Paco's Log

Med-CrossViT: A WSI-RNA-Seq fusion model

I while back I had the idea of using cross-attention for implementing an early fusion model of my two modalities of choice: digital pathology and transcriptomics. I decided to go for it, since it was not available, and called it Med-CrossViT. Instead of using two augmentations of the same image as input, this model uses two different modalities: bags digital pathology tiles features and RNA-Seq.

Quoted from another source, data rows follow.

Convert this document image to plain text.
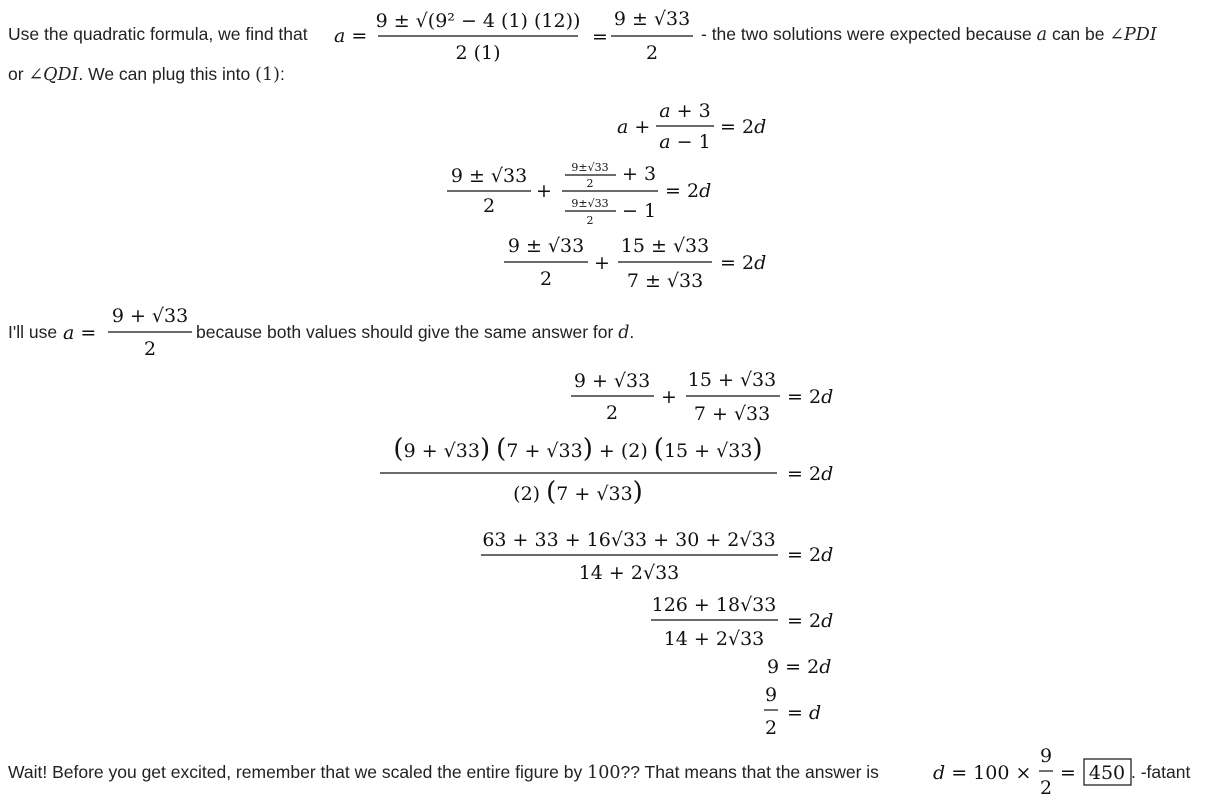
Use the quadratic formula, we find that a =
9 ± √(9² − 4 (1) (12))
2 (1)
=
9 ± √33
2
- the two solutions were expected because a can be ∠PDI
or ∠QDI. We can plug this into (1):
a +
a + 3
a − 1
= 2d
9 ± √33
2
+
9±√33
2 + 3
9±√33
2 − 1
= 2d
9 ± √33
2
+
15 ± √33
7 ± √33
= 2d
I'll use a =
9 + √33
2
because both values should give the same answer for d.
9 + √33
2
+
15 + √33
7 + √33
= 2d
(9 + √33) (7 + √33) + (2) (15 + √33)
(2) (7 + √33)
= 2d
63 + 33 + 16√33 + 30 + 2√33
14 + 2√33
= 2d
126 + 18√33
14 + 2√33
= 2d
9 = 2d
9
2
= d
Wait! Before you get excited, remember that we scaled the entire figure by 100?? That means that the answer is	d = 100 ×
9
2
= 450 . -fatant
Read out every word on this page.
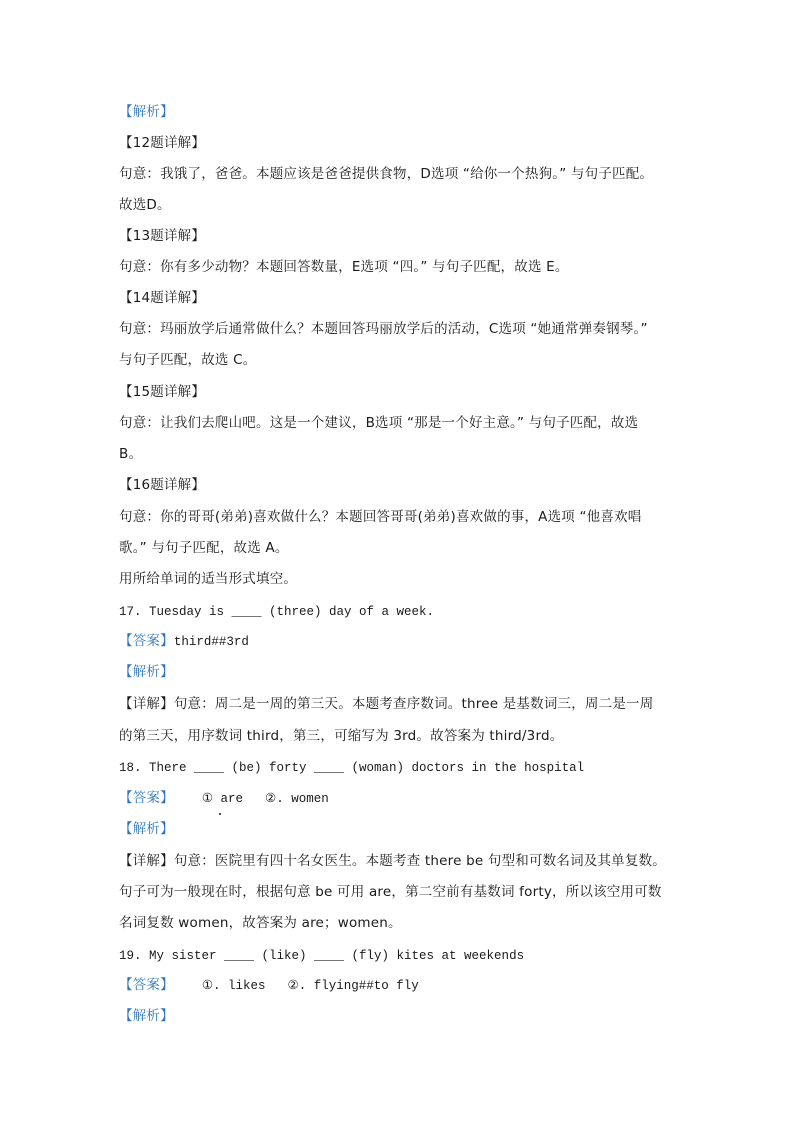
【解析】
【12题详解】
句意：我饿了，爸爸。本题应该是爸爸提供食物，D选项 “给你一个热狗。” 与句子匹配。
故选D。
【13题详解】
句意：你有多少动物？本题回答数量，E选项 “四。” 与句子匹配，故选 E。
【14题详解】
句意：玛丽放学后通常做什么？本题回答玛丽放学后的活动，C选项 “她通常弹奏钢琴。”
与句子匹配，故选 C。
【15题详解】
句意：让我们去爬山吧。这是一个建议，B选项 “那是一个好主意。” 与句子匹配，故选
B。
【16题详解】
句意：你的哥哥(弟弟)喜欢做什么？本题回答哥哥(弟弟)喜欢做的事，A选项 “他喜欢唱
歌。” 与句子匹配，故选 A。
用所给单词的适当形式填空。
17. Tuesday is ____ (three) day of a week.
【答案】third##3rd
【解析】
【详解】句意：周二是一周的第三天。本题考查序数词。three 是基数词三，周二是一周
的第三天，用序数词 third，第三，可缩写为 3rd。故答案为 third/3rd。
18. There ____ (be) forty ____ (woman) doctors in the hospital
【答案】 ① are ②. women
【解析】
【详解】句意：医院里有四十名女医生。本题考查 there be 句型和可数名词及其单复数。
句子可为一般现在时，根据句意 be 可用 are，第二空前有基数词 forty，所以该空用可数
名词复数 women，故答案为 are；women。
19. My sister ____ (like) ____ (fly) kites at weekends
【答案】 ①. likes ②. flying##to fly
【解析】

An example of the original architecture can be seen below: Image of the original architecture

Instead of having two different branches (one for small patches and one for big patches), here we have two different modality heads. For digital pathology, a bag of tiles is used where a representation is obtained using a foundation model, and each patch is a token. For gene expression, the gene expression from a set of genes is projected using an embedder, that tokenize the expression, add positional encodings, and include a CLS token. Then, two transformer encoders are used (one per modality) and a cross-attention layer is used. Finally, two MLPs are used.

I also implemented a dataset that reads the tile embeddings from an h5 file, and the gene expression from an csv file. All the code is documented using lazydocs, and can be build using the associated Makefile. Here is a snippet for building the model and running it with some random inputs:

from med_crossvit.med_crossvit import MedCrossViT

v = MedCrossViT(
    num_classes=2,
    depth=4,
    wsi_dim=768,
    rna_dim=768,
    wsi_num_tiles=50,
    wsi_enc_depth=2,
    wsi_enc_heads=8,
    wsi_enc_mlp_dim=2048,
    wsi_enc_dim_head=64,
    rna_enc_depth=2,
    rna_enc_heads=8,
    rna_enc_mlp_dim=2048,
    rna_enc_dim_head=64,
    rna_num_genes=100,
    cross_atnn_depth=2,
    cross_attn_heads=8,
    cross_attn_dim_head=64,
    dropout=0.1,
    emb_dropout=0.1,
    return_attn=True)

# get a lot of this
wsi_bag = torch.rand((16, 50, 768))
rna_seq = torch.rand((16, 100))

# train for multiple steps
pred, attn = v(wsi_bag, rna_seq)
print(pred)
print(pred.shape)
print(attn[0].shape) # WSI CLS token
print(attn[1].shape) # RNA CLS tokenize

This implementation is heavily based in the Cross ViT implementation by lucidrains. Thanks for all the awesome work!

I hope someone can test it and see if it is better than other approaches!